I downloaded the .pdf’s to check them out, but I didn’t print them out or use them. I can see how the study guides would be beneficial, to help the student actively be engaged instead of just listening. The slide show notes were a little bit more difficult to learn from as it was similar to reading an encyclopedia. I had to really force myself to get through it. It was like exposing yourself to all the information at once, but I didn’t really grasp it well till further along in the lesson.
I also didn’t complete the optional activities that were to be done off the computer, but I did enjoy reading up on them and benefited from the photos’ of others that had completed them.
My favourite part of the course was the resources pulled from the web. There were such a variety and at such varying levels that this is the area I learned the most from. There were even parts that my daughter could benefit from. You could pick and choose which resources to use. I sampled most of them, but I really enjoyed the variety of video’s. This is where the real value of the course was for me.

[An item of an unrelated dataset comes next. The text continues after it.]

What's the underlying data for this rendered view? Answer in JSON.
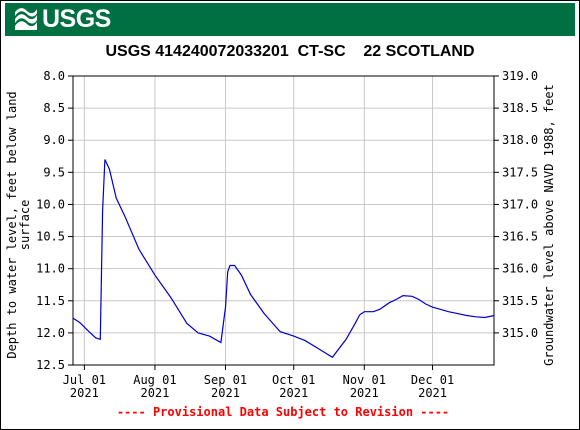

I also appreciated the online game type quiz. It wasn’t something you had to study for or anything, but was a good learning tool all on its own.
Overall I learned a lot and am happy to have gained this knowledge about Fibonacci Numbers and the Golden Ratio. I personally especially enjoyed how math is used in nature and art.
I wasn’t such a big fan of the online classes, as I found them a tad dry and challenging to keep my focus in. However, you get what you put into it and with a little extra work on my part I could have benefited more from them.
I did thoroughly enjoy and benefit from other components of the course especially the curated web resources.
As the bundle contains 4 classes, the next class I am looking forward to taking is “MathArt: Patterns in Nature”.